So I’m three weeks into this moustache-growing extravaganza known as Movember. It’s all for charidee mate. But I can’t say it’s too much fun. As with many charitable enterprises it is humiliation that unlocks the donations. Some fund raising activities are based on achievement: marathons, climbs and swims all spring to mind; others are about rewards: auctions, competitions, raffles are the standard fodder of garden parties and school fetes up and down the country; and then others are simply about making a prat of oneself in return for support. I guess Children In Need and Movember both fall into the latter category. Funny that I should be attracted to this one. Here's My Movember donation page
I nearly joined in last year. But not quite. A couple of mates were doing the mo thing and I said I’d go for it. Then I lost my nerve. I landed a project interview early doors in November with clients I’d never met before. I bottled it! I couldn’t face up to dishing out my usual high-grade unadulterated tender-speak with a malformed hairy slug under my nose. I didn’t like the prospect of squeaking in a self conscious little voice, “Erm, sorry about this look. Hehe. It’s a charity thing, honest!”
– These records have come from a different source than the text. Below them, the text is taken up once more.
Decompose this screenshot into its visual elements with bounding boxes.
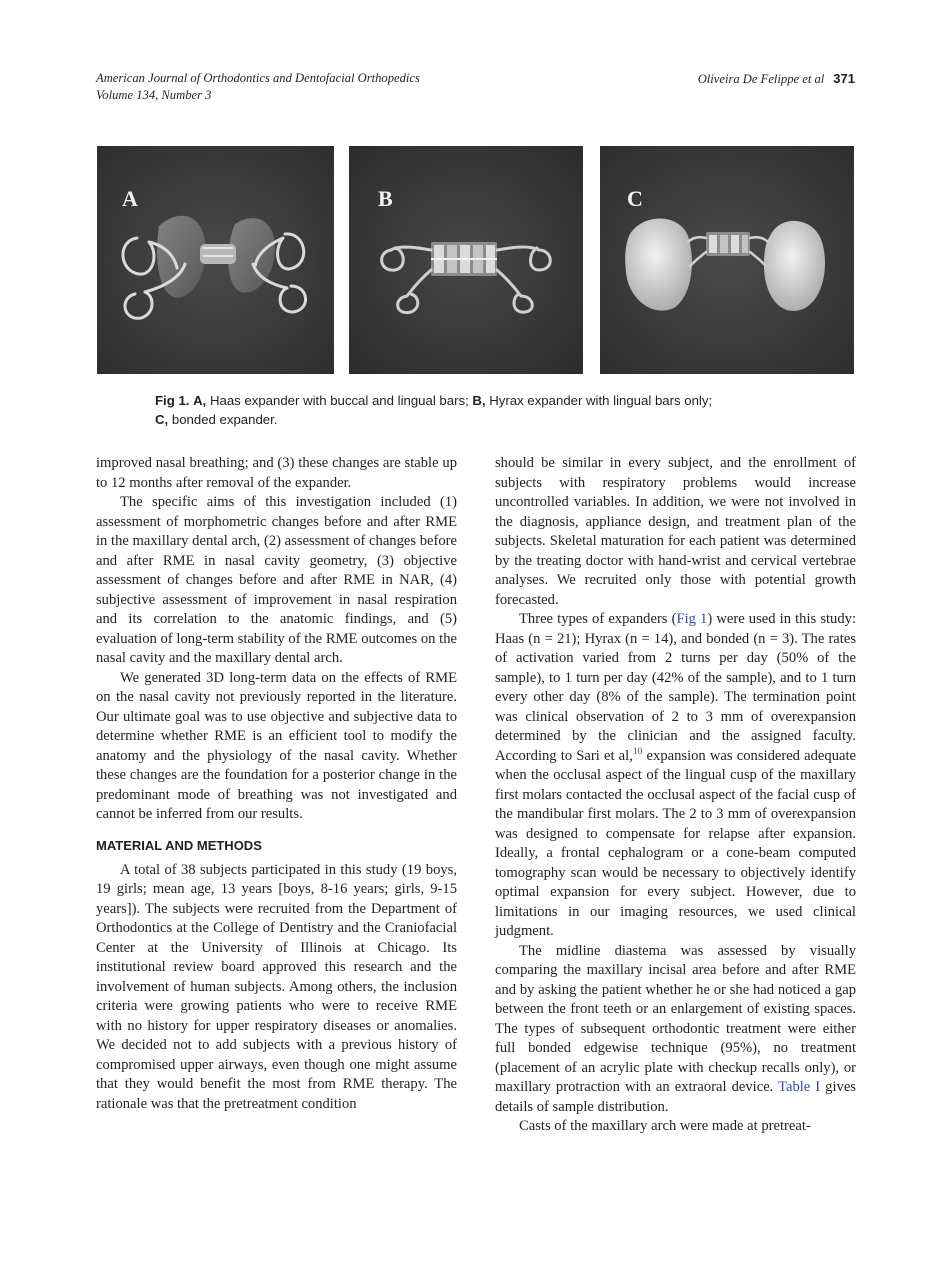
figure-link[interactable]: Fig 1 [676,611,708,627]
figure-panel-a [97,146,334,374]
text-run: ) were used in this study: Haas (n = 21); Hyrax (n = 14), and bonded (n = 3). The rates of activation varied from 2 turns per day (50% of the sample), to 1 turn per day (42% of the sample), and to 1 turn every other day (8% of the sample). The termination point was clinical observation of 2 to 3 mm of overexpansion determined by the clinician and the assigned faculty. According to Sari et al, [495,611,857,764]
journal-info [96,70,420,104]
journal-title: American Journal of Orthodontics and Dentofacial Orthopedics [96,71,420,85]
text-run: expansion was considered adequate when the occlusal aspect of the lingual cusp of the maxillary first molars contacted the occlusal aspect of the facial cusp of the mandibular first molars. The 2 to 3 mm of overexpansion was designed to compensate for relapse after expansion. Ideally, a frontal cephalogram or a cone-beam computed tomography scan would be necessary to objectively identify optimal expansion for every subject. However, due to limitations in our imaging resources, we used clinical judgment. [495,747,857,939]
haas-expander-photo [97,146,334,374]
caption-c-label: C, [155,411,169,427]
paragraph: should be similar in every subject, and the enrollment of subjects with respiratory problems would increase uncontrolled variables. In addition, we were not involved in the diagnosis, appliance design, and treatment plan of the subjects. Skeletal maturation for each patient was determined by the treating doctor with hand-wrist and cervical vertebrae analyses. We recruited only those with potential growth forecasted. [495,455,856,608]
panel-label-c: C [627,186,643,211]
text-run: The midline diastema was assessed by visually comparing the maxillary incisal area before and after RME and by asking the patient whether he or she had noticed a gap between the front teeth or an enlargement of existing spaces. The types of subsequent orthodontic treatment were either full bonded edgewise technique (95%), no treatment (placement of an acrylic plate with checkup recalls only), or maxillary protraction with an extraoral device. [495,942,856,1095]
caption-a-text: Haas expander with buccal and lingual bars; [209,393,469,408]
paragraph: improved nasal breathing; and (3) these changes are stable up to 12 months after removal of the expander. [96,455,457,491]
journal-volume: Volume 134, Number 3 [96,88,212,102]
paragraph [495,942,856,1118]
figure-1 [97,146,854,374]
left-column [96,454,457,1114]
running-authors: Oliveira De Felippe et al [697,72,825,86]
figure-caption [155,392,845,429]
paragraph: The specific aims of this investigation included (1) assessment of morphometric changes before and after RME in the maxillary dental arch, (2) assessment of changes before and after RME in nasal cavity geometry, (3) objective assessment of changes before and after RME in NAR, (4) subjective assessment of improvement in nasal respiration and its correlation to the anatomic findings, and (5) evaluation of long-term stability of the RME outcomes on the nasal cavity and the maxillary dental arch. [96,494,457,666]
text-run: Three types of expanders ( [519,611,677,627]
text-run: gives details of sample distribution. [495,1079,856,1115]
figure-panel-c [600,146,854,374]
section-heading: MATERIAL AND METHODS [96,837,262,853]
panel-label-a: A [122,186,138,211]
reference-link[interactable]: 10 [632,746,643,757]
page-number: 371 [833,71,855,86]
caption-b-label: B, [472,393,486,408]
table-link[interactable]: Table I [778,1079,821,1095]
paragraph [495,610,856,942]
figure-panel-b [349,146,583,374]
panel-label-b: B [378,186,393,211]
paragraph: We generated 3D long-term data on the effects of RME on the nasal cavity not previously reported in the literature. Our ultimate goal was to use objective and subjective data to determine whether RME is an efficient tool to modify the anatomy and the physiology of the nasal cavity. Whether these changes are the foundation for a posterior change in the predominant mode of breathing was not investigated and cannot be inferred from our results. [96,669,457,822]
caption-fig-label: Fig 1. [155,393,190,408]
caption-a-label: A, [193,393,207,408]
bonded-expander-photo [600,146,854,374]
paragraph: A total of 38 subjects participated in this study (19 boys, 19 girls; mean age, 13 years [boys, 8-16 years; girls, 9-15 years]). The subjects were recruited from the Department of Orthodontics at the College of Dentistry and the Craniofacial Center at the University of Illinois at Chicago. Its institutional review board approved this research and the involvement of human subjects. Among others, the inclusion criteria were growing patients who were to receive RME with no history for upper respiratory diseases or anomalies. We decided not to add subjects with a previous history of compromised upper airways, even though one might assume that they would benefit the most from RME therapy. The rationale was that the pretreatment condition [96,861,457,1112]
paragraph: Casts of the maxillary arch were made at pretreat- [519,1118,811,1134]
caption-b-text: Hyrax expander with lingual bars only; [489,393,713,408]
right-column [495,454,856,1137]
caption-c-text: bonded expander. [171,411,278,427]
hyrax-expander-photo [349,146,583,374]
author-page [698,70,855,88]
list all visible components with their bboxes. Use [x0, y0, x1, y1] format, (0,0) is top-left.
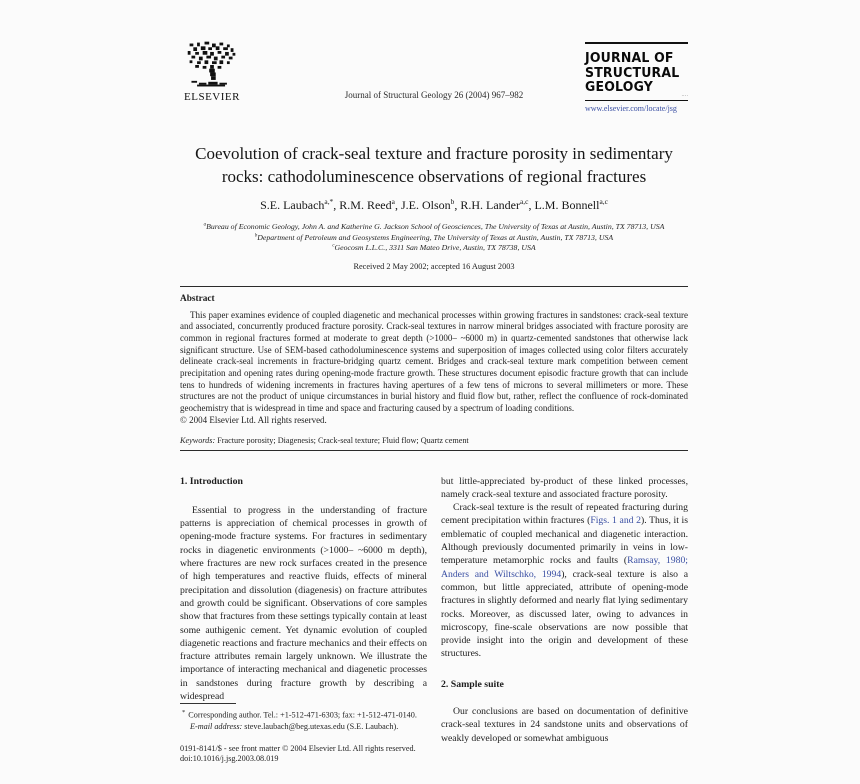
- journal-logo-title: JOURNAL OF STRUCTURAL GEOLOGY: [585, 48, 680, 95]
- column-right: [441, 475, 688, 761]
- author-list: S.E. Laubach$^{a,*}$, R.M. Reed$^a$, J.E. Olson$^b$, R.H. Lander$^{a,c}$, L.M. Bonnell$^{a,c}$: [260, 197, 608, 212]
- issn-doi-block: [180, 744, 427, 766]
- divider-rule: [180, 450, 688, 451]
- journal-website-link[interactable]: www.elsevier.com/locate/jsg: [585, 104, 677, 113]
- citation-link[interactable]: Ramsay, 1980; Anders and Wiltschko, 1994: [441, 555, 688, 580]
- column-left: [180, 475, 427, 764]
- received-dates: Received 2 May 2002; accepted 16 August 2003: [353, 261, 515, 271]
- elsevier-tree-icon: [180, 40, 244, 90]
- crack-seal-paragraph: Crack-seal texture is the result of repeated fracturing during cement precipitation within fractures (Figs. 1 and 2). Thus, it is emblematic of coupled mechanical and diagenetic interaction. Although previously documented primarily in veins in low-temperature metamorphic rocks and faults (Ramsay, 1980; Anders and Wiltschko, 1994), crack-seal texture is also a common, but little appreciated, attribute of opening-mode fractures in slightly deformed and nearly flat lying sedimentary rocks. Moreover, as discussed later, owing to advances in microscopy, fine-scale observations are now possible that provide insight into the origin and development of these structures.: [441, 502, 688, 660]
- intro-continuation-paragraph: but little-appreciated by-product of these linked processes, namely crack-seal texture and associated fracture porosity.: [441, 475, 688, 500]
- journal-logo-rule-top: [585, 42, 688, 44]
- body-columns: [180, 475, 688, 764]
- corresponding-author-text: Corresponding author. Tel.: +1-512-471-6303; fax: +1-512-471-0140.: [188, 711, 417, 721]
- author: R.M. Reed$^a$: [339, 197, 395, 212]
- email-label: E-mail address:: [190, 721, 243, 731]
- copyright-line: © 2004 Elsevier Ltd. All rights reserved.: [180, 414, 327, 425]
- affiliations: [180, 222, 688, 254]
- footnote-asterisk: *: [182, 709, 186, 717]
- doi-line: doi:10.1016/j.jsg.2003.08.019: [180, 754, 279, 764]
- corresponding-author-footnote: [180, 703, 427, 732]
- keywords-label: Keywords:: [180, 435, 216, 445]
- journal-citation-line: Journal of Structural Geology 26 (2004) 967–982: [344, 90, 524, 100]
- section-heading-sample-suite: 2. Sample suite: [441, 678, 504, 690]
- author: J.E. Olson$^b$: [400, 197, 455, 212]
- journal-logo-rule-bottom: [585, 100, 688, 102]
- article-title-line1: Coevolution of crack-seal texture and fracture porosity in sedimentary: [195, 144, 673, 163]
- sample-suite-paragraph: Our conclusions are based on documentation of definitive crack-seal textures in 24 sandstone units and observations of weakly developed or somewhat ambiguous: [441, 705, 688, 744]
- email-suffix: (S.E. Laubach).: [344, 721, 399, 731]
- affiliation: $^c$Geocosm L.L.C., 3311 San Mateo Drive, Austin, TX 78738, USA: [332, 243, 536, 252]
- author: R.H. Lander$^{a,c}$: [460, 197, 529, 212]
- footnote-rule: [180, 703, 236, 704]
- section-heading-introduction: 1. Introduction: [180, 475, 243, 487]
- abstract-text: This paper examines evidence of coupled diagenetic and mechanical processes within growing fractures in sandstones: crack-seal texture and associated, concurrently produced fracture porosity. Crack-seal textures in narrow mineral bridges associated with fracture porosity are common in regional fractures formed at moderate to great depth (>1000– ~6000 m) in quartz-cemented sandstones that otherwise lack significant structure. Use of SEM-based cathodoluminescence systems and superposition of images collected using color filters accurately delineate crack-seal increments in fracture-bridging quartz cement. Bridges and crack-seal texture mark competition between cement precipitation and opening rates during opening-mode fracture growth. These structures document episodic fracture growth that can include tens to hundreds of widening increments in fractures having apertures of a few tens of microns to several millimeters or more. These structures are not the product of unique circumstances in burial history and fluid flow but, rather, reflect the confluence of rock-dominated geochemistry that is widespread in time and space and fracturing caused by a spectrum of loading conditions.: [180, 309, 688, 414]
- abstract-heading: Abstract: [180, 293, 215, 304]
- affiliation: $^a$Bureau of Economic Geology, John A. and Katherine G. Jackson School of Geosciences, The University of Texas at Austin, Austin, TX 78713, USA: [203, 222, 665, 231]
- page-header: [180, 0, 688, 120]
- keywords-line: [180, 436, 688, 445]
- keywords-text: Fracture porosity; Diagenesis; Crack-seal texture; Fluid flow; Quartz cement: [215, 435, 469, 445]
- elsevier-wordmark: ELSEVIER: [184, 91, 240, 103]
- page-content: [180, 0, 688, 764]
- figure-reference-link[interactable]: Figs. 1 and 2: [590, 515, 641, 527]
- article-title-line2: rocks: cathodoluminescence observations of regional fractures: [221, 167, 647, 186]
- affiliation: $^b$Department of Petroleum and Geosystems Engineering, The University of Texas at Austin, Austin, TX 78713, USA: [254, 232, 614, 242]
- issn-line: 0191-8141/$ - see front matter © 2004 Elsevier Ltd. All rights reserved.: [180, 743, 416, 753]
- journal-logo-dots: ····: [681, 93, 688, 99]
- email-address[interactable]: steve.laubach@beg.utexas.edu: [242, 721, 345, 731]
- introduction-paragraph: Essential to progress in the understanding of fracture patterns is appreciation of chemical processes in growth of opening-mode fracture systems. For fractures in sedimentary rocks in diagenetic environments (>1000– ~6000 m depth), where fractures are new rock surfaces created in the presence of high temperatures and reactive fluids, effects of mineral precipitation and dissolution (diagenesis) on fracture attributes and growth could be significant. Observations of core samples show that fractures from these settings typically contain at least some authigenic cement. Yet dynamic evolution of coupled diagenetic reactions and fracture mechanics and their effects on fracture attributes remain largely unknown. We illustrate the importance of interacting mechanical and diagenetic processes in sandstones during fracture growth by describing a widespread: [180, 504, 427, 702]
- author: S.E. Laubach$^{a,*}$: [260, 197, 334, 212]
- author: L.M. Bonnell$^{a,c}$: [534, 197, 608, 212]
- journal-logo: [585, 42, 688, 113]
- article-title: [180, 142, 688, 188]
- divider-rule: [180, 286, 688, 287]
So no messing about this year. I’m in. A bloke on the BBC is writing a diary of his Movember challenge. "Who grows a moustache these days?" Patrick Heery's blog Mrs A calls him my soul mate. Maybe that’s about right, because I share Patrick’s grief. My moustache refuses to grow with anything like gusto. It is not a bushy, even, profuse coverage of tawny bristles. Sad to say there are holes and gaps. And it is taking for ever! I put it down to my Viking blood, being a good northerner. The Scandinavians don’t shave much. Or is that just a myth?
The slow grow is compounded by odd coloration. Ginger. Black. Mousey. And lots of grey. “Blond!” I defiantly claim. Hoots of derision from Mrs A and the daughters. If the mo is not really growing on me, then it is certainly not growing on them. Mrs A won’t come anywhere near me. The girls have an occasional rummage which is more often than not accompanied by a shivered spine and a curled lip. Theirs, not mine. Like Pat Heery, my beast itches too. I sit in meetings or in front of the telly, stroking my top lip, massaging my chin and kneading the unruly bristles.
Perhaps my choice of ‘tache hasn’t helped either. I had in mind a kind of James Hetfield (Metallica), Robert Plant droopy cowboy moustache. Not quite sure I’ve pulled that off. (I didn’t anticipate the intricate shaving skills required, for a start!). Comments have veered from Lemmy to Peter Sutcliffe via C&W check-shirt good ole boy-ness. Ho ‘kin ho!
But the bottom line is people have been fantastically generous. And it’s a good cause for prostrate cancer awareness and action. Some 36,000 men are diagnosed with this cancer every year and more than 10,000 die from the condition.
So, for that reason, this month has to be worth the curious glances and puzzled looks (…”you’ve got something on your…oh no, I think it’s a…. is that a moustache?”). Two weeks and counting.